4. The Death Of Philippe Halsman’s Father

4. The Death Of Philippe Halsman’s Father

Description: After leaving Europe and moving to the US during the 1940s, Philippe Halsman became one of the world’s most renowned portrait photographers. However, before Halsman’s career even began, his life was almost derailed by a controversial murder case. On September 10, 1928, the 22-year-old Halsman went on a hiking trip with his father, Morduch Halsman, in the Zillertal Valley in Tyrol, Austria.

According to Halsman, he was walking ahead of his father when he suddenly fell into a ravine. When Halsman found his father’s body near a riverbank, he was still alive so Halsman went off to get help. By the time he returned, his father was dead and his empty wallet was now resting beside him. A stone was found with Morduch Halsman’s blood and hair on it, indicating that he was robbed and murdered sometime after his fall.

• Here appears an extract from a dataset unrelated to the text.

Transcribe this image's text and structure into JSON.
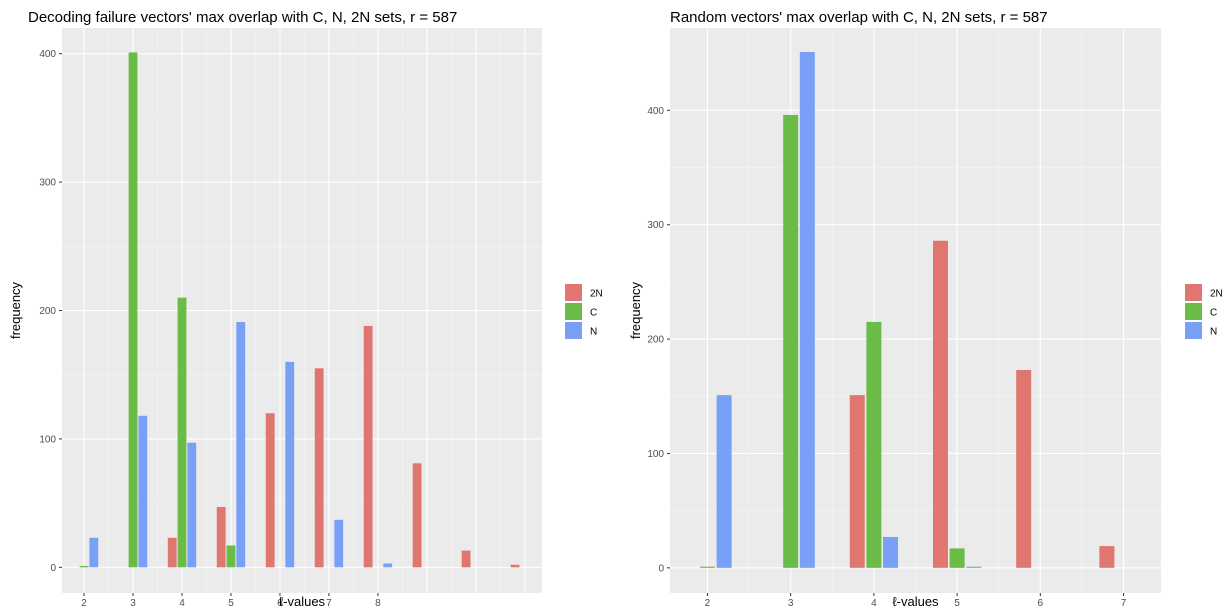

Authorities soon made the shocking allegation that Philippe Halsman was responsible and charged him with his father’s murder. He was found guilty and sentenced to 10 years in prison. However, Halsman had no discernible motive to kill his father and there was no evidence to implicate him. Since Halsman was Jewish and Tyrol was known for being an anti-Semitic community at the time, this seemed to be the motivating factor behind his conviction.

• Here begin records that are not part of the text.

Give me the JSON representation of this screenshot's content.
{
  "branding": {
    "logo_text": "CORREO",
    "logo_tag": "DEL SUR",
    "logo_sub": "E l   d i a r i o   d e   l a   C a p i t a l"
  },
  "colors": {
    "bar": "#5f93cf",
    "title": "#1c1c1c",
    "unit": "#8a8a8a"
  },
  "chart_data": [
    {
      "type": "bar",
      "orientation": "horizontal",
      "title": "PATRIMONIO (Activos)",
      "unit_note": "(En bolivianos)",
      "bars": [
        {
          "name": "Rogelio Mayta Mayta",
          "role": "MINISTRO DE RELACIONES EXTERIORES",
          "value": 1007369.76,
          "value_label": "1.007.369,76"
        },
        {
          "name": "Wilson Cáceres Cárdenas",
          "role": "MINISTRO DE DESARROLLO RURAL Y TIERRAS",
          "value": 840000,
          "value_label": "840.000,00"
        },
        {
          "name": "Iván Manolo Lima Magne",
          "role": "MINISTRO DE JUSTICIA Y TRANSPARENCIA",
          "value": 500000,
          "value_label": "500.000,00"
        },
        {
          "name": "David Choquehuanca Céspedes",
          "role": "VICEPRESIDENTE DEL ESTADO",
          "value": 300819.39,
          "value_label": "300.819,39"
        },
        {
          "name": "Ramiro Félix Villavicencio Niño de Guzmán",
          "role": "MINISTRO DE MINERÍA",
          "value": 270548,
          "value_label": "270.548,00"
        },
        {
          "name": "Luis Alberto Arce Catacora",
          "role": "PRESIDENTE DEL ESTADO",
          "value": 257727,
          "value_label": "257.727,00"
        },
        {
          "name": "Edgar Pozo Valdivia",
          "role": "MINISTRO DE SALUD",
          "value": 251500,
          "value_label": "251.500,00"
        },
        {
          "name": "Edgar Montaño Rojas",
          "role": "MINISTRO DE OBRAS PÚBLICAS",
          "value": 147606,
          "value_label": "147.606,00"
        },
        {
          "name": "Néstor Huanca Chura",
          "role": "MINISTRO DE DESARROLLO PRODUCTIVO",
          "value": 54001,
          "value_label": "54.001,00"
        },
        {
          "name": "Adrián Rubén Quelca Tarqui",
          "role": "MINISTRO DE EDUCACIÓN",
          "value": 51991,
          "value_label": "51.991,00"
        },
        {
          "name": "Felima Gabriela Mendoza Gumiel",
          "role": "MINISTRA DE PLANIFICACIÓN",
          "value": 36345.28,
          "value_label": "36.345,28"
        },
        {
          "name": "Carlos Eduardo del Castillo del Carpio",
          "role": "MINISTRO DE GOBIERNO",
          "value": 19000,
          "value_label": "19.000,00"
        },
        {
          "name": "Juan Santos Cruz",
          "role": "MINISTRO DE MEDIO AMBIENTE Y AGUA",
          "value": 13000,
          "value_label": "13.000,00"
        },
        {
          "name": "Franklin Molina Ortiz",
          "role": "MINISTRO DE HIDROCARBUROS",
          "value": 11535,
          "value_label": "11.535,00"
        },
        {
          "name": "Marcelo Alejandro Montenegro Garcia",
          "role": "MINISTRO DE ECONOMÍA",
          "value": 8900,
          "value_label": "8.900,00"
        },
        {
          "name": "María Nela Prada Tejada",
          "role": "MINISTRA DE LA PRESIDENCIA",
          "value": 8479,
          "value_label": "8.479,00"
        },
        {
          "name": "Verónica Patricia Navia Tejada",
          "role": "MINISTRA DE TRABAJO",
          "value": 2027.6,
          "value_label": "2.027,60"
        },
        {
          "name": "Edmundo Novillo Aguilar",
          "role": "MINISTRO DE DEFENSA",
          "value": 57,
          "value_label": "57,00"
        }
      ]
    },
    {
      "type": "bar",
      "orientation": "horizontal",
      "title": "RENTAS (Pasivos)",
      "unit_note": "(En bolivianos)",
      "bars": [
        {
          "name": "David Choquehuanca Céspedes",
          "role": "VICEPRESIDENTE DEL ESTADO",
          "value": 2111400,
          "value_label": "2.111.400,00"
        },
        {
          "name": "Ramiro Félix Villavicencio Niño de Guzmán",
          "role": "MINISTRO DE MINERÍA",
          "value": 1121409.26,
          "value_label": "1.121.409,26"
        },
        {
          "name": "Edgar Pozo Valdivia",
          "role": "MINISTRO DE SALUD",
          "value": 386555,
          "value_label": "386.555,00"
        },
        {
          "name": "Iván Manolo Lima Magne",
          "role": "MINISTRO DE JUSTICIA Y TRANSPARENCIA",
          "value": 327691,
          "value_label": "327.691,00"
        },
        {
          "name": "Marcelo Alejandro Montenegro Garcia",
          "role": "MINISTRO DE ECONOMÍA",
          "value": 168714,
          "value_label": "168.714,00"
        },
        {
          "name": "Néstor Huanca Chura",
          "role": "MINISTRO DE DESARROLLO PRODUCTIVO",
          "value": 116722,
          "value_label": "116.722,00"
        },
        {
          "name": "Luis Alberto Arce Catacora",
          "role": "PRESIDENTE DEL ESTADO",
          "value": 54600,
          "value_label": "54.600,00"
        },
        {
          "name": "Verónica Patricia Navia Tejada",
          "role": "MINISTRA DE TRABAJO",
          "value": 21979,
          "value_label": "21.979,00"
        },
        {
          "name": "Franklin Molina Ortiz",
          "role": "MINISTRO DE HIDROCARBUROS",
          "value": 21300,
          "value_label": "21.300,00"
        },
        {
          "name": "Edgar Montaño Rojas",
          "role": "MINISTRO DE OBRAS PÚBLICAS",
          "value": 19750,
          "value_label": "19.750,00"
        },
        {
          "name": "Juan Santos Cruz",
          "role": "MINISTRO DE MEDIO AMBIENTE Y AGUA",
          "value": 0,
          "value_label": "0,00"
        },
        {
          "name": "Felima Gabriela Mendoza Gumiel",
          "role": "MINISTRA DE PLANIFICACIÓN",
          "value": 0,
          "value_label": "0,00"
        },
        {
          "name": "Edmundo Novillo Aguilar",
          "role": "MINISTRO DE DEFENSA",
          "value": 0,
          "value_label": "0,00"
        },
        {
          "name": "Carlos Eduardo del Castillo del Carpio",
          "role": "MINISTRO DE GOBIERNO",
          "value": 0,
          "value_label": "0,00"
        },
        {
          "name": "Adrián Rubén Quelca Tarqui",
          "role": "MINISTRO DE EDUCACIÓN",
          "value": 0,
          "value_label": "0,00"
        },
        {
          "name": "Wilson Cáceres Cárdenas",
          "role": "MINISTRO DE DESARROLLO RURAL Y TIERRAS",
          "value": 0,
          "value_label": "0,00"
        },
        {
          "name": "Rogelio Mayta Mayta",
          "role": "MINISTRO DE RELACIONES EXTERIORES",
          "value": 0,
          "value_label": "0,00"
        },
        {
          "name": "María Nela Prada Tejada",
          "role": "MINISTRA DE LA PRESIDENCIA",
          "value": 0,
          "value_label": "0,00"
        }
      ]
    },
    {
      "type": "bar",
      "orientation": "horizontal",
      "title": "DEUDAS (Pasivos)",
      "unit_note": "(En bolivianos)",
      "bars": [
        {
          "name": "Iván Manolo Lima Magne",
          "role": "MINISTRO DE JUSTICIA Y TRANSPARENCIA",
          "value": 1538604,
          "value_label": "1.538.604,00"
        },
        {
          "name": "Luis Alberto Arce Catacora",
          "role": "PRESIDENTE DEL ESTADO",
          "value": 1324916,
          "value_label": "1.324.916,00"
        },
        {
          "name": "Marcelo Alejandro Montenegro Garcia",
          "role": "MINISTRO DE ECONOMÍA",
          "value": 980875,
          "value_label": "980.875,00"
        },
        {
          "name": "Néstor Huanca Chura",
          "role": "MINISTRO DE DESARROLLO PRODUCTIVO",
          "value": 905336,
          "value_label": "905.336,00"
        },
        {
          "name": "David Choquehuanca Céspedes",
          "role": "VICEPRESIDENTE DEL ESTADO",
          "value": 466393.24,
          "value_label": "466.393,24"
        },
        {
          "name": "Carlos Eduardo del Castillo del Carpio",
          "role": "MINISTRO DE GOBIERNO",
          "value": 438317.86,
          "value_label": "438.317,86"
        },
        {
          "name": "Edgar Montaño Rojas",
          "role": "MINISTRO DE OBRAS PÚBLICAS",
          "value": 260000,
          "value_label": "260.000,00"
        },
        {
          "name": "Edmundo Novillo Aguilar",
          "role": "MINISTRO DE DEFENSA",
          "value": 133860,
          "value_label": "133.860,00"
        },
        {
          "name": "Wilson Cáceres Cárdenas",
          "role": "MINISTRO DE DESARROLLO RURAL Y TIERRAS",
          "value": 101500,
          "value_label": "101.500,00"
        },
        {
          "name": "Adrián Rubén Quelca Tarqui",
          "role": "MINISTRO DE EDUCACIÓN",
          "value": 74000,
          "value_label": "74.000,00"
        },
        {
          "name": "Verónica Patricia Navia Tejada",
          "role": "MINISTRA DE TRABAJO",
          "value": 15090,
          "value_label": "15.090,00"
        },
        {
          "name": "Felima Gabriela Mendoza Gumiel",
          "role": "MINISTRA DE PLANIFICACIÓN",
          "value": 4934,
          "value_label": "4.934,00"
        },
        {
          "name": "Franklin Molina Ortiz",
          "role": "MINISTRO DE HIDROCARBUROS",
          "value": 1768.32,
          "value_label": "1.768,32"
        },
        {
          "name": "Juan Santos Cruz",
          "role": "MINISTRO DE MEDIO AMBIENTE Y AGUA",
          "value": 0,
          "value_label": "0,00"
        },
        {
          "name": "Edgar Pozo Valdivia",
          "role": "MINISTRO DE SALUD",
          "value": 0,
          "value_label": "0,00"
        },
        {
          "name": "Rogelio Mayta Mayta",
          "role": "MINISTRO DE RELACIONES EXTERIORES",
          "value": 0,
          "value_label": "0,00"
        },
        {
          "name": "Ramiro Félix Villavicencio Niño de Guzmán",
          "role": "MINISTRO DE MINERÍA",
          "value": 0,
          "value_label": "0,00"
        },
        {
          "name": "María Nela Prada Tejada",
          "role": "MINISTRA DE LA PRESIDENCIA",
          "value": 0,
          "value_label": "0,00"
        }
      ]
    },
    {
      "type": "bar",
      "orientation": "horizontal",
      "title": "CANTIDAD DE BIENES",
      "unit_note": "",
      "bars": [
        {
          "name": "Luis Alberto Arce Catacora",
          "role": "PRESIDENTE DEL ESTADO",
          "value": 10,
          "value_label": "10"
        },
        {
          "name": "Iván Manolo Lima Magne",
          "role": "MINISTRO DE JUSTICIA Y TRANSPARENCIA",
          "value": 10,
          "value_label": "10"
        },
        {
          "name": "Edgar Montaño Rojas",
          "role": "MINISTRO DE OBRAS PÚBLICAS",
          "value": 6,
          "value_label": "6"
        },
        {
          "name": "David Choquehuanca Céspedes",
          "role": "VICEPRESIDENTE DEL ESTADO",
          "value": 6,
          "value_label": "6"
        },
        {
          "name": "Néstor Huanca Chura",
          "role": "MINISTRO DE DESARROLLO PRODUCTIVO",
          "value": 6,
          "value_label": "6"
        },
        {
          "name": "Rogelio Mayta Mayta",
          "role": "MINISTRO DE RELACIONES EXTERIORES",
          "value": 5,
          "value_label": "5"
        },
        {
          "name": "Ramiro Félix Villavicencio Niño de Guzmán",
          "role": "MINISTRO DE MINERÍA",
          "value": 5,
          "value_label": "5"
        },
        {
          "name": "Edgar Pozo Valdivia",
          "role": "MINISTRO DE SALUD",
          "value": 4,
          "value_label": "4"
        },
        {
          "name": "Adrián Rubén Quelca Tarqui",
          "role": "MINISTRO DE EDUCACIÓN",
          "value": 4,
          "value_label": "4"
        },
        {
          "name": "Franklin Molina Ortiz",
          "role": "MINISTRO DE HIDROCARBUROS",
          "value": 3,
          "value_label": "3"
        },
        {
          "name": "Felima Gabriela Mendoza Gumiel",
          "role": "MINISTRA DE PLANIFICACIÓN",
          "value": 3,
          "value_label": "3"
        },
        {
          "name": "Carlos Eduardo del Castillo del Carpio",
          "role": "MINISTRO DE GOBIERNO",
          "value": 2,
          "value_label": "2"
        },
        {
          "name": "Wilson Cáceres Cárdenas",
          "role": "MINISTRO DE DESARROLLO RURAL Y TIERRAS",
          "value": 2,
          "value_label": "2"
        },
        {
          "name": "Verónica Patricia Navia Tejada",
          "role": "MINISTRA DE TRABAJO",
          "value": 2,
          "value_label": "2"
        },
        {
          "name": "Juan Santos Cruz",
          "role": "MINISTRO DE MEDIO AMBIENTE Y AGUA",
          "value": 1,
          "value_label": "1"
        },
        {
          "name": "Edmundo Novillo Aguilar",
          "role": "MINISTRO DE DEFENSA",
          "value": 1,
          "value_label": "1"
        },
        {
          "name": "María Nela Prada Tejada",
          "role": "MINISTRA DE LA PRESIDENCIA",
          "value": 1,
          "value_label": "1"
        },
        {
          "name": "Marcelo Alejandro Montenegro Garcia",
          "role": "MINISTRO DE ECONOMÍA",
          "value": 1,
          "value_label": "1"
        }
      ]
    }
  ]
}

He had many notable supporters who believed in his innocence, including Albert Einstein and Sigmund Freud. The prosecution had presented Freud’s Oedipus complex as a possible motive for Halsman murdering his father, but Freud himself refuted this idea. Halsman eventually garnered a new trial and received a lighter sentence of four years, but his supporters weren’t satisfied. They successfully petitioned the President of Austria to grant Halsman a full pardon, and he was released in October of 1930. The real murderer of Morduch Halsman was never found.